9

БРИТАНСКИЙ МУЗЕЙ

Лондон (От нашего корреспондента)

17 октября (1 ноября)

Не бойтесь, читатель, я не стану говорить об ассирийских древностях. Их здесь, правда, много, – но для меня, профана, ничего в них особенного нет. Древности как древности: пыльные, потрескавшиеся, с табличками и нумерочками. Смотришь на них, восторгаешься для приличия, а в душе говоришь:

– Все это я уже где-то когда-то видел.

Слишком уж много здесь разных редкостей. А известно, что редкость, имеющаяся в обильном количестве, – перестает быть редкостью.

Есть в Британском музее нечто более ценное, редкостное, что должно вызвать у вас крик удивления и восторга, далеко превосходящий все прежние ваши междометья!

Вещь эта невелика и неказиста. В общих каталогах она даже и не отмечена. Искать ее нужно долго и прилежно, но тем-то она и редкостнее, тем и дороже.

Вот ее небольшая табличка. Читайте:

«Tcharka».

Надеюсь, я не должен переводить вам это английское слово, тем более, что оно вовсе и не английское. Табличка прикреплена к серебряной рюмке, и могу смело сказать, что эта рюмка – вот и все, чем в Британском музее представлена моя родина.

Музей, который должен наглядно показать высоту культурного творчества данного народа, степень его духовного расцвета, все, к чему этот народ дошел ценою своего гения, ценою крови, слез и страданий, все, что шаг за шагом удалось ему отвоевать у природы, – этот музей в отделе «Россия» – выставляет чарку – и больше ничего.

Готентоты, папуасы, негритосы, – каждая их ниточка под стеклом, и этих ниточек столько, что всякий европеец может об их жизни составить самое точное и подробное представление. Весь папуас от колыбели до могилы – у него как на ладони. Но если он спросит, что же делается в той большой стране, которая дала ему Толстого и Достоевского, – то неужели ему, кроме нашего пьянства, и отметить больше нечего?

– Ну, а какие же у них нравы, обычаи? – спросит он.

На это ему нужно будет ответить, что был на Руси славный writer Saltikov-Schedrin[204], который, подробно описывая Пошехонье, под рубрикой: нравы и обычаи, написал:

– Таковых не имеется. Были, да все вышли.

– Ну, а каковы же у этих странных людей открытия, изобретения, – что дали они страждущему человечеству?

На это жалкий иностранец, не знакомый ни с открытием хаджибейской нефти, ни равно с великолепной метеорологией г. Демчинского, ни с обширными изысканиями в области членовредительства – отрицательно покачает головой, укажет на серебряную чарку и скажет:

– Вот их нравы, вот их обычаи, вот их открытия – все, все, все.

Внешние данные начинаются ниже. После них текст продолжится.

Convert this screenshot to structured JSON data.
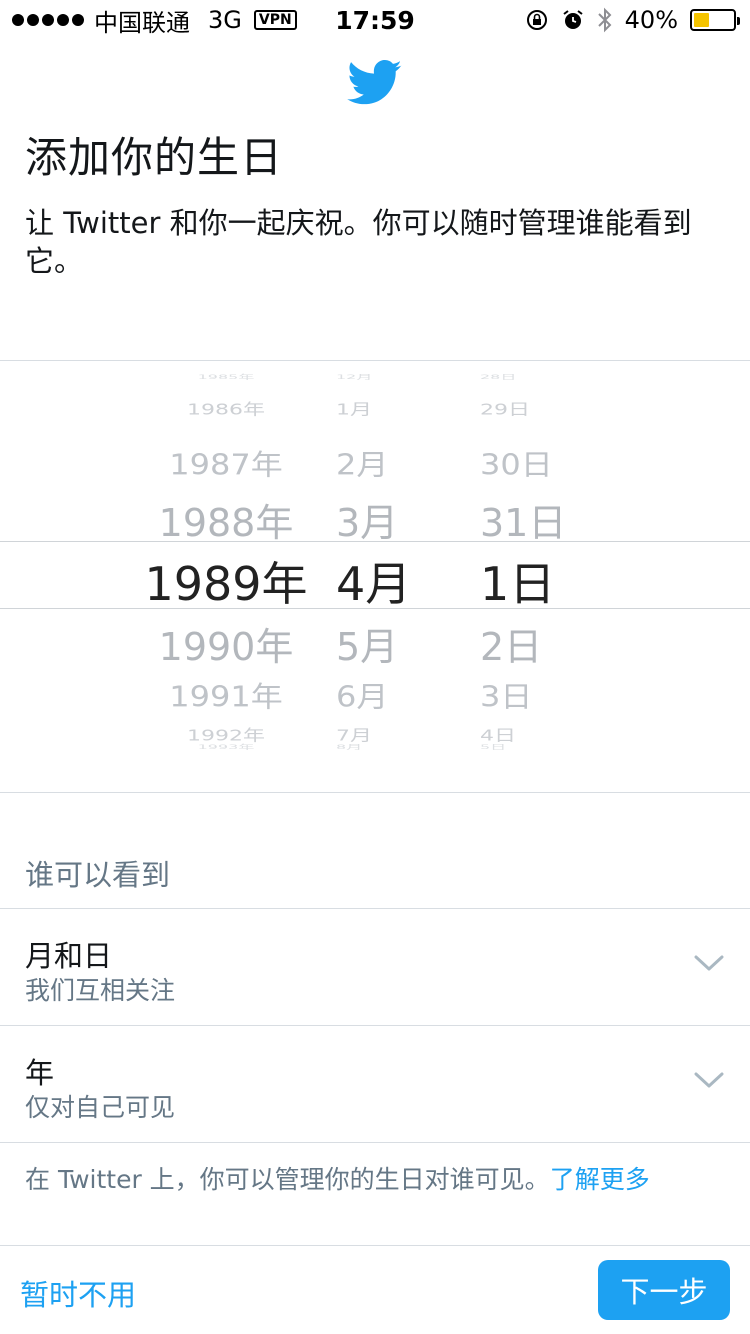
{
  "status_bar": {
    "carrier": "中国联通",
    "network": "3G",
    "vpn": "VPN",
    "time": "17:59",
    "battery": "40%",
    "battery_level": 0.4,
    "icons": [
      "signal-dots-icon",
      "orientation-lock-icon",
      "alarm-icon",
      "bluetooth-icon",
      "battery-icon"
    ]
  },
  "header": {
    "logo": "twitter-bird-icon",
    "title": "添加你的生日",
    "description": "让 Twitter 和你一起庆祝。你可以随时管理谁能看到它。"
  },
  "picker": {
    "years": [
      "1985年",
      "1986年",
      "1987年",
      "1988年",
      "1989年",
      "1990年",
      "1991年",
      "1992年",
      "1993年"
    ],
    "months": [
      "12月",
      "1月",
      "2月",
      "3月",
      "4月",
      "5月",
      "6月",
      "7月",
      "8月"
    ],
    "days": [
      "28日",
      "29日",
      "30日",
      "31日",
      "1日",
      "2日",
      "3日",
      "4日",
      "5日"
    ],
    "selected": {
      "year": "1989年",
      "month": "4月",
      "day": "1日"
    }
  },
  "visibility": {
    "label": "谁可以看到",
    "rows": [
      {
        "title": "月和日",
        "value": "我们互相关注"
      },
      {
        "title": "年",
        "value": "仅对自己可见"
      }
    ]
  },
  "footnote": {
    "text": "在 Twitter 上，你可以管理你的生日对谁可见。",
    "link": "了解更多"
  },
  "actions": {
    "skip": "暂时不用",
    "next": "下一步"
  },
  "colors": {
    "accent": "#1da1f2",
    "secondary_text": "#657786",
    "battery": "#f5c400"
  }
}
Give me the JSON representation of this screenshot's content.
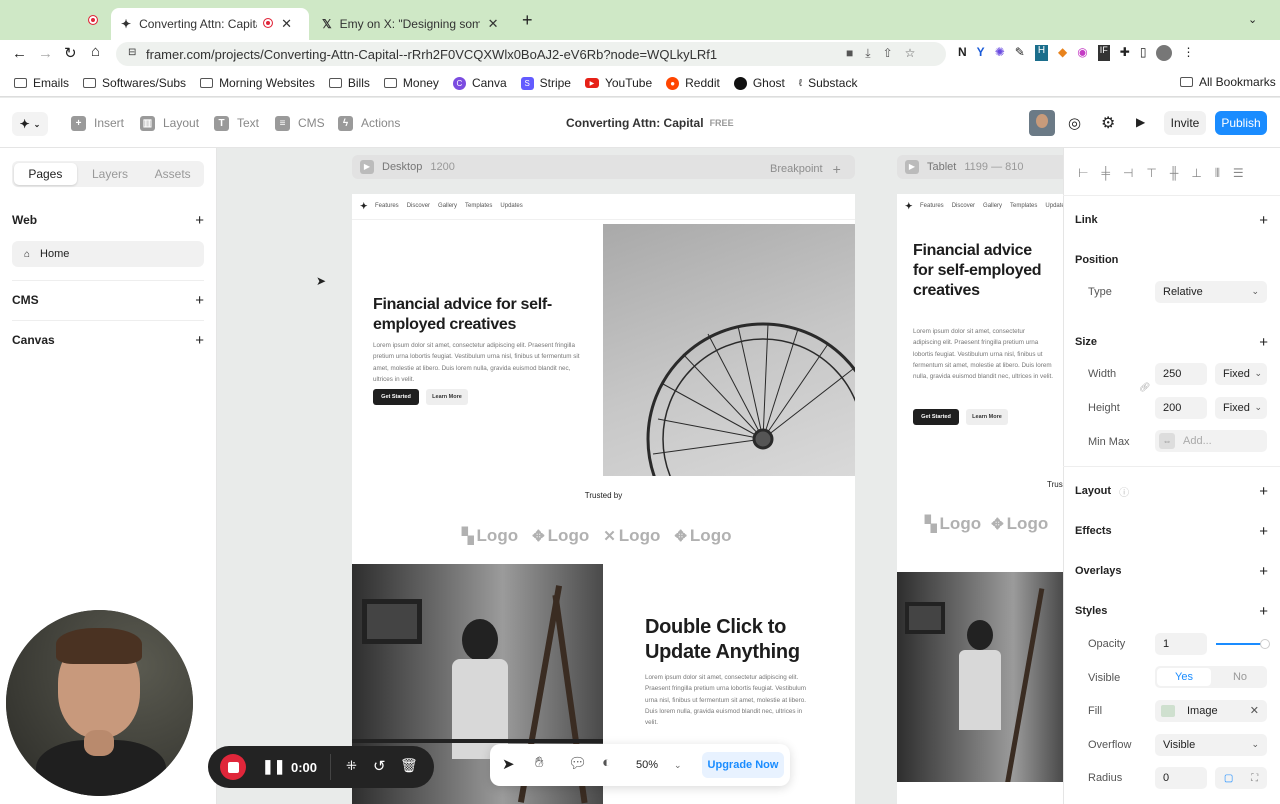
{
  "browser": {
    "tabs": [
      {
        "title": "Converting Attn: Capital –",
        "active": true
      },
      {
        "title": "Emy on X: \"Designing someth",
        "active": false
      }
    ],
    "url": "framer.com/projects/Converting-Attn-Capital--rRrh2F0VCQXWlx0BoAJ2-eV6Rb?node=WQLkyLRf1",
    "bookmarks": [
      "Emails",
      "Softwares/Subs",
      "Morning Websites",
      "Bills",
      "Money",
      "Canva",
      "Stripe",
      "YouTube",
      "Reddit",
      "Ghost",
      "Substack"
    ],
    "all_bookmarks": "All Bookmarks"
  },
  "toolbar": {
    "insert": "Insert",
    "layout": "Layout",
    "text": "Text",
    "cms": "CMS",
    "actions": "Actions",
    "project_title": "Converting Attn: Capital",
    "plan_badge": "FREE",
    "invite": "Invite",
    "publish": "Publish"
  },
  "left_panel": {
    "tabs": [
      "Pages",
      "Layers",
      "Assets"
    ],
    "web_label": "Web",
    "home_page": "Home",
    "cms_label": "CMS",
    "canvas_label": "Canvas"
  },
  "canvas": {
    "desktop_label": "Desktop",
    "desktop_width": "1200",
    "breakpoint": "Breakpoint",
    "tablet_label": "Tablet",
    "tablet_range": "1199 — 810",
    "nav": [
      "Features",
      "Discover",
      "Gallery",
      "Templates",
      "Updates"
    ],
    "hero_title": "Financial advice for self-employed creatives",
    "hero_text": "Lorem ipsum dolor sit amet, consectetur adipiscing elit. Praesent fringilla pretium urna lobortis feugiat. Vestibulum urna nisl, finibus ut fermentum sit amet, molestie at libero. Duis lorem nulla, gravida euismod blandit nec, ultrices in velit.",
    "get_started": "Get Started",
    "learn_more": "Learn More",
    "trusted_by": "Trusted by",
    "tablet_trusted_fragment": "Trus",
    "logo_text": "Logo",
    "section2_title": "Double Click to Update Anything",
    "section2_text": "Lorem ipsum dolor sit amet, consectetur adipiscing elit. Praesent fringilla pretium urna lobortis feugiat. Vestibulum urna nisl, finibus ut fermentum sit amet, molestie at libero. Duis lorem nulla, gravida euismod blandit nec, ultrices in velit."
  },
  "right_panel": {
    "link": "Link",
    "position": "Position",
    "type_label": "Type",
    "type_value": "Relative",
    "size": "Size",
    "width_label": "Width",
    "width_value": "250",
    "width_mode": "Fixed",
    "height_label": "Height",
    "height_value": "200",
    "height_mode": "Fixed",
    "minmax_label": "Min Max",
    "minmax_placeholder": "Add...",
    "layout": "Layout",
    "effects": "Effects",
    "overlays": "Overlays",
    "styles": "Styles",
    "opacity_label": "Opacity",
    "opacity_value": "1",
    "visible_label": "Visible",
    "visible_yes": "Yes",
    "visible_no": "No",
    "fill_label": "Fill",
    "fill_value": "Image",
    "overflow_label": "Overflow",
    "overflow_value": "Visible",
    "radius_label": "Radius",
    "radius_value": "0"
  },
  "recorder": {
    "time": "0:00"
  },
  "bottom_toolbar": {
    "zoom": "50%",
    "upgrade": "Upgrade Now"
  },
  "colors": {
    "accent": "#1a8cff",
    "record": "#e0263a"
  }
}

Должно быть, намекая этим на изобретение toujour le meme[205] Демчинского, который в «Новом Времени» объявил – помните? – пиво панацеей всех болезней.

Нечего сказать – рекомендация!

Сгорая завистью к папуасам, – перейдемте в читальный зал.

О нем я никогда не могу говорить без восторга. Если бы англичане создали только читальный зал и ничего больше – они и тогда заслужили бы имя великой нации.

Представьте себе такую громадную комнату, какую вы только когда-либо видали – абсолютно круглую. Стена строена, как по циркулю. Вдоль стены – книги. Книги на 3 сажени высоты. Сверху книги спускаются посредством особых подъемных машин – чем достигается удивительная быстрота их получения.

Книг сразу можете брать сколько влезет – хоть сотню. Причем не вы ходите за книгами – как это делается в Одессе и в Петербурге, а вам их приносят на ваше место, вследствие чего вы, не теряя времени, можете работать беспрерывно. Стол у каждого – особый, шуму никакого – ибо пол устлан резиновым ковром, – все лучшие книги по медицине, поэзии, публицистике, богословию, все словари, справочники, указатели – находятся в вашем распоряжении. Подходите к полкам и берите их сами. Вам верят, хоть вы не дали им никакой гарантии. Отсутствие надзора здесь просто сказочное: сторожа у входа даже не взглянут никогда, что выносишь из библиотеки, хотя иной раз приходится уходить с целой грудой своих книг. Откуда, казалось бы, им знать, что это мои. Однако хоть бы взором скользнули – никогда.

– Даже мы не отучили англичан от их веры в человеческую порядочность, – сказал где-то А. Герцен, – и это в самом деле удивительно!

Но зато как отрадно, как весело, как успокоительно работать в этой атмосфере доверия, уважения, внимательности! Как оживает здесь человеческое достоинство.

А это дороже всяких подъемных машин и резиновых полов.